Consolidation and Distortion Modeling for a Large AM + PM-HIP Component

Powder metallurgy hot isostatic pressing (PM-HIP) is an advanced manufacturing process capable of producing complex near net shaped parts with homogeneous microstructure and excellent material properties. Adoption of the process, which involves filling a hollow pre-form (a HIP capsule/can) with metal powder and consolidating under pressure at elevated temperatures, has been somewhat limited to niche component applications due to costs associated complex can fabrication and the iterative nature of the capsule design process. HIP capsules are conventionally fabricated via traditional sheet forming operations and welding, which is time consuming, susceptible to process variability, and limiting in terms of part geometric complexity that can be considered.

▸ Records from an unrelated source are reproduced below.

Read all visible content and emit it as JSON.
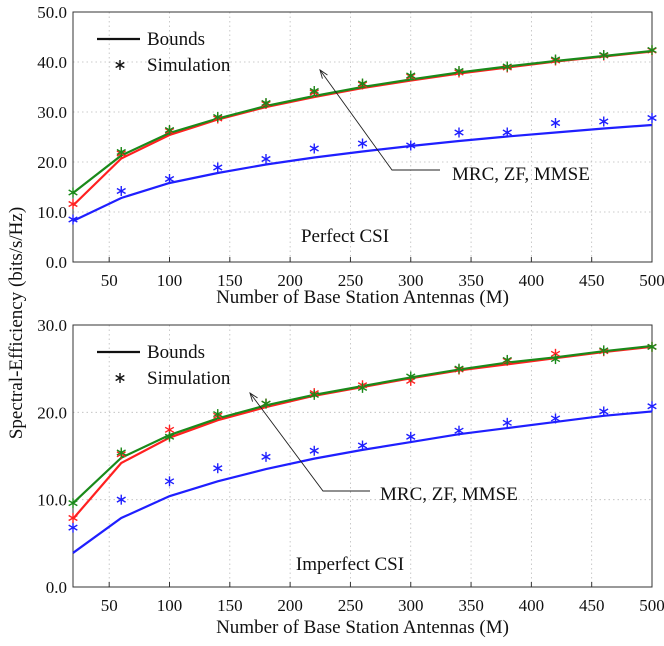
{
  "chart_data": [
    {
      "type": "line",
      "annotation_text": "Perfect CSI",
      "xlabel": "Number of Base Station Antennas (M)",
      "ylabel": "Spectral-Efficiency (bits/s/Hz)",
      "xlim": [
        20,
        500
      ],
      "ylim": [
        0,
        50
      ],
      "xticks": [
        "50",
        "100",
        "150",
        "200",
        "250",
        "300",
        "350",
        "400",
        "450",
        "500"
      ],
      "yticks": [
        "0.0",
        "10.0",
        "20.0",
        "30.0",
        "40.0",
        "50.0"
      ],
      "grid": true,
      "legend": {
        "position": "top-left",
        "entries": [
          "Bounds",
          "Simulation"
        ]
      },
      "arrow_label": "MRC, ZF, MMSE",
      "x": [
        20,
        60,
        100,
        140,
        180,
        220,
        260,
        300,
        340,
        380,
        420,
        460,
        500
      ],
      "series": [
        {
          "color": "#1f1fff",
          "style": "line",
          "values": [
            8.2,
            12.8,
            15.8,
            17.8,
            19.5,
            20.9,
            22.1,
            23.2,
            24.2,
            25.1,
            25.9,
            26.7,
            27.4
          ]
        },
        {
          "color": "#ff2020",
          "style": "line",
          "values": [
            11.3,
            20.7,
            25.4,
            28.5,
            31.0,
            33.0,
            34.8,
            36.3,
            37.7,
            38.9,
            40.1,
            41.1,
            42.1
          ]
        },
        {
          "color": "#1a8a1a",
          "style": "line",
          "values": [
            13.8,
            21.3,
            25.8,
            28.7,
            31.2,
            33.2,
            35.0,
            36.5,
            37.9,
            39.1,
            40.2,
            41.2,
            42.2
          ]
        },
        {
          "color": "#1f1fff",
          "style": "marker",
          "values": [
            8.5,
            14.2,
            16.6,
            18.9,
            20.6,
            22.7,
            23.7,
            23.3,
            25.9,
            25.9,
            27.8,
            28.1,
            28.8
          ]
        },
        {
          "color": "#ff2020",
          "style": "marker",
          "values": [
            11.6,
            21.7,
            26.2,
            28.7,
            31.6,
            33.9,
            35.5,
            37.1,
            37.9,
            38.9,
            40.3,
            41.3,
            42.3
          ]
        },
        {
          "color": "#1a8a1a",
          "style": "marker",
          "values": [
            13.9,
            22.0,
            26.4,
            29.0,
            31.8,
            34.2,
            35.7,
            37.3,
            38.2,
            39.1,
            40.5,
            41.4,
            42.4
          ]
        }
      ]
    },
    {
      "type": "line",
      "annotation_text": "Imperfect CSI",
      "xlabel": "Number of Base Station Antennas (M)",
      "xlim": [
        20,
        500
      ],
      "ylim": [
        0,
        30
      ],
      "xticks": [
        "50",
        "100",
        "150",
        "200",
        "250",
        "300",
        "350",
        "400",
        "450",
        "500"
      ],
      "yticks": [
        "0.0",
        "10.0",
        "20.0",
        "30.0"
      ],
      "grid": true,
      "legend": {
        "position": "top-left",
        "entries": [
          "Bounds",
          "Simulation"
        ]
      },
      "arrow_label": "MRC, ZF, MMSE",
      "x": [
        20,
        60,
        100,
        140,
        180,
        220,
        260,
        300,
        340,
        380,
        420,
        460,
        500
      ],
      "series": [
        {
          "color": "#1f1fff",
          "style": "line",
          "values": [
            3.9,
            7.9,
            10.4,
            12.1,
            13.5,
            14.7,
            15.7,
            16.6,
            17.5,
            18.2,
            18.9,
            19.6,
            20.1
          ]
        },
        {
          "color": "#ff2020",
          "style": "line",
          "values": [
            7.8,
            14.2,
            17.1,
            19.1,
            20.6,
            21.9,
            22.9,
            23.9,
            24.8,
            25.5,
            26.2,
            26.9,
            27.5
          ]
        },
        {
          "color": "#1a8a1a",
          "style": "line",
          "values": [
            9.6,
            14.8,
            17.4,
            19.3,
            20.8,
            22.0,
            23.0,
            24.0,
            24.9,
            25.7,
            26.3,
            27.0,
            27.6
          ]
        },
        {
          "color": "#1f1fff",
          "style": "marker",
          "values": [
            6.8,
            10.0,
            12.1,
            13.6,
            14.9,
            15.6,
            16.2,
            17.2,
            17.9,
            18.8,
            19.3,
            20.1,
            20.7
          ]
        },
        {
          "color": "#ff2020",
          "style": "marker",
          "values": [
            7.9,
            15.2,
            18.0,
            19.6,
            21.0,
            22.2,
            23.1,
            23.6,
            24.9,
            25.9,
            26.7,
            27.0,
            27.5
          ]
        },
        {
          "color": "#1a8a1a",
          "style": "marker",
          "values": [
            9.6,
            15.4,
            17.2,
            19.8,
            21.0,
            22.0,
            22.8,
            24.1,
            25.0,
            26.0,
            26.1,
            27.1,
            27.5
          ]
        }
      ]
    }
  ]
}
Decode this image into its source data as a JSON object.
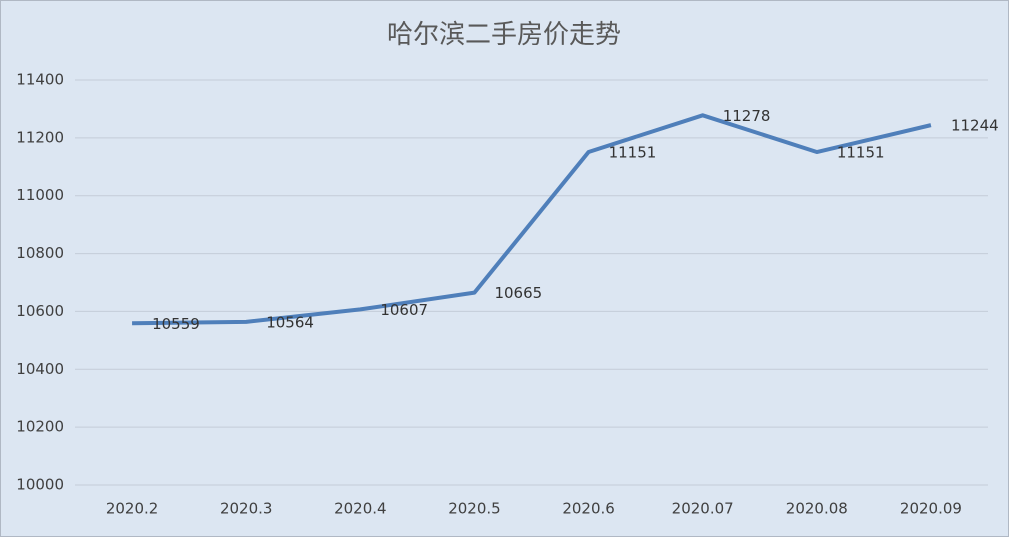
{
  "chart_data": {
    "type": "line",
    "title": "哈尔滨二手房价走势",
    "categories": [
      "2020.2",
      "2020.3",
      "2020.4",
      "2020.5",
      "2020.6",
      "2020.07",
      "2020.08",
      "2020.09"
    ],
    "values": [
      10559,
      10564,
      10607,
      10665,
      11151,
      11278,
      11151,
      11244
    ],
    "color": "#4f7fba",
    "ylim": [
      10000,
      11400
    ],
    "yticks": [
      10000,
      10200,
      10400,
      10600,
      10800,
      11000,
      11200,
      11400
    ],
    "grid": true
  }
}
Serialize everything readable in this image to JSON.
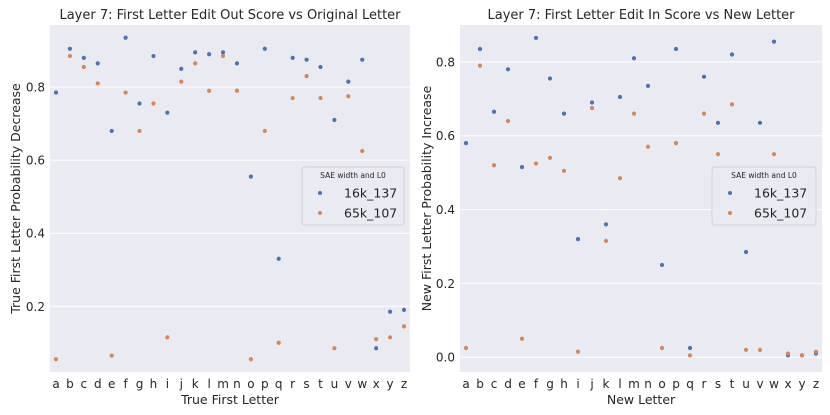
{
  "colors": {
    "axes_bg": "#eaeaf2",
    "grid": "#ffffff",
    "series_16k": "#4c72b0",
    "series_65k": "#dd8452",
    "text": "#262626"
  },
  "chart_data": [
    {
      "type": "scatter",
      "title": "Layer 7: First Letter Edit Out Score vs Original Letter",
      "xlabel": "True First Letter",
      "ylabel": "True First Letter Probability Decrease",
      "categories": [
        "a",
        "b",
        "c",
        "d",
        "e",
        "f",
        "g",
        "h",
        "i",
        "j",
        "k",
        "l",
        "m",
        "n",
        "o",
        "p",
        "q",
        "r",
        "s",
        "t",
        "u",
        "v",
        "w",
        "x",
        "y",
        "z"
      ],
      "ylim": [
        0.02,
        0.97
      ],
      "yticks": [
        0.2,
        0.4,
        0.6,
        0.8
      ],
      "ytick_labels": [
        "0.2",
        "0.4",
        "0.6",
        "0.8"
      ],
      "grid": true,
      "legend": {
        "title": "SAE width and L0",
        "placement": "right"
      },
      "series": [
        {
          "name": "16k_137",
          "color": "#4c72b0",
          "values": [
            0.785,
            0.905,
            0.88,
            0.865,
            0.68,
            0.935,
            0.755,
            0.885,
            0.73,
            0.85,
            0.895,
            0.89,
            0.895,
            0.865,
            0.555,
            0.905,
            0.33,
            0.88,
            0.875,
            0.855,
            0.71,
            0.815,
            0.875,
            0.085,
            0.185,
            0.19
          ]
        },
        {
          "name": "65k_107",
          "color": "#dd8452",
          "values": [
            0.055,
            0.885,
            0.855,
            0.81,
            0.065,
            0.785,
            0.68,
            0.755,
            0.115,
            0.815,
            0.865,
            0.79,
            0.885,
            0.79,
            0.055,
            0.68,
            0.1,
            0.77,
            0.83,
            0.77,
            0.085,
            0.775,
            0.625,
            0.11,
            0.115,
            0.145
          ]
        }
      ]
    },
    {
      "type": "scatter",
      "title": "Layer 7: First Letter Edit In Score vs New Letter",
      "xlabel": "New Letter",
      "ylabel": "New First Letter Probability Increase",
      "categories": [
        "a",
        "b",
        "c",
        "d",
        "e",
        "f",
        "g",
        "h",
        "i",
        "j",
        "k",
        "l",
        "m",
        "n",
        "o",
        "p",
        "q",
        "r",
        "s",
        "t",
        "u",
        "v",
        "w",
        "x",
        "y",
        "z"
      ],
      "ylim": [
        -0.04,
        0.9
      ],
      "yticks": [
        0.0,
        0.2,
        0.4,
        0.6,
        0.8
      ],
      "ytick_labels": [
        "0.0",
        "0.2",
        "0.4",
        "0.6",
        "0.8"
      ],
      "grid": true,
      "legend": {
        "title": "SAE width and L0",
        "placement": "right"
      },
      "series": [
        {
          "name": "16k_137",
          "color": "#4c72b0",
          "values": [
            0.58,
            0.835,
            0.665,
            0.78,
            0.515,
            0.865,
            0.755,
            0.66,
            0.32,
            0.69,
            0.36,
            0.705,
            0.81,
            0.735,
            0.25,
            0.835,
            0.025,
            0.76,
            0.635,
            0.82,
            0.285,
            0.635,
            0.855,
            0.005,
            0.005,
            0.01
          ]
        },
        {
          "name": "65k_107",
          "color": "#dd8452",
          "values": [
            0.025,
            0.79,
            0.52,
            0.64,
            0.05,
            0.525,
            0.54,
            0.505,
            0.015,
            0.675,
            0.315,
            0.485,
            0.66,
            0.57,
            0.025,
            0.58,
            0.005,
            0.66,
            0.55,
            0.685,
            0.02,
            0.02,
            0.55,
            0.01,
            0.005,
            0.015
          ]
        }
      ]
    }
  ]
}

To overcome these limitations, additive manufacturing (AM) is being explored as a way to expedite this process and expand the design envelope of part geometries that can be produced using PM-HIP. The iterative design of a PM-HIP capsule, to properly account for the large non-uniform volumetric shrinkage inherent to the process, can be done either experimentally or computationally, with the latter being preferable for cost and schedule efficiency. This talk highlights recent efforts related to the fabrication of a large (>900 lb) AM+PM-HIP impeller geometry via wire-arc DED and computational modeling of the component distortion during PM-HIP.